E’ stabile emotivamente: ama prima di tutto se stesso, ed ha cura di se, rendendosi disponibile anche ad amare altri, ma senza diventarne dipendente, perché sta stare in piedi da solo, senza stampelle.
E non ha bisogno di travestimenti, di apparire diverso da quello che è, non ha bisogno di interpretare un personaggio: appare per come è veramente, e viene amato per questo, da qualcuno, e detestato da altri. E va bene così: a che scopo essere amati, o rispettati o stimati da persone che non si trovano sulla tua stessa lunghezza d’onda?
Per essere in sintonia col mondo devi essere in sintonia con i tuoi simili, non con elementi dissonanti.

La persona equilibrata è socialmente utile, e non pesa sulla società, a cui contribuisce.

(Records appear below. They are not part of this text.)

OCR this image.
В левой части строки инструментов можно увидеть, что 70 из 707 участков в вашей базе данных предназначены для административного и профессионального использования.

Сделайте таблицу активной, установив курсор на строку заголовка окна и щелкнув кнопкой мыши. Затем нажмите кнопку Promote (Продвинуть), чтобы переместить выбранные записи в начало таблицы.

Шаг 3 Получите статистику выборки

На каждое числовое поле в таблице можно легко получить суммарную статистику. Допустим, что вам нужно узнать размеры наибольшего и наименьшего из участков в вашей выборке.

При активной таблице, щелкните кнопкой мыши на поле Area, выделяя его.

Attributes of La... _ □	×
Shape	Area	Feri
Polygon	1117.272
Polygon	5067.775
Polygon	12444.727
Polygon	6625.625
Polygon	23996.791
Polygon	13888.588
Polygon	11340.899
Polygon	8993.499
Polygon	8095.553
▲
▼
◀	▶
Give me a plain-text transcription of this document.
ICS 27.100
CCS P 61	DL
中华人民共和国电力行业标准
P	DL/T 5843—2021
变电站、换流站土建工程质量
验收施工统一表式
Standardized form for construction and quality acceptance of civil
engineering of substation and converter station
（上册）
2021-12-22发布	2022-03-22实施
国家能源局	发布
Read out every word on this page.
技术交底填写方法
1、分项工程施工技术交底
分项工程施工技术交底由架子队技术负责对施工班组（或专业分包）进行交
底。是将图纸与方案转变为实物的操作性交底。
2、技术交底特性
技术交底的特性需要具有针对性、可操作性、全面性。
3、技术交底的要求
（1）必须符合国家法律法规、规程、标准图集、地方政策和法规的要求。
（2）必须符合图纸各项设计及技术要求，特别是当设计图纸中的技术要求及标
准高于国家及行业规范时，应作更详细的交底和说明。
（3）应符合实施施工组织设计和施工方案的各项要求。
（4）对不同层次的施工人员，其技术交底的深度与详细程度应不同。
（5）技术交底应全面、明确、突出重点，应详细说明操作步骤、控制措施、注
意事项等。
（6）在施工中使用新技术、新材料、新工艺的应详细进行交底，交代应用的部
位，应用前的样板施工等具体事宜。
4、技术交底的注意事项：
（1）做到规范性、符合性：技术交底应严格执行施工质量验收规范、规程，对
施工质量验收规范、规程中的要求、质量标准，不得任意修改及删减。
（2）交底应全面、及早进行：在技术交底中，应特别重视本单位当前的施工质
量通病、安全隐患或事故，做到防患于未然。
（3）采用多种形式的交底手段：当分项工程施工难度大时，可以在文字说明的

Gli “squilibrati”, intendendo con questo termine quanti dipendono in maniera preponderante da uno o solo due dei tre aspetti descritti, avranno un impatto distorcente sulla società in cui vivono, allontanando anche altri, per induzione, dalla condizione di equilibrio, col risultato di promuovere una società instabile, non coesa, conflittuale, potenzialmente distruttiva.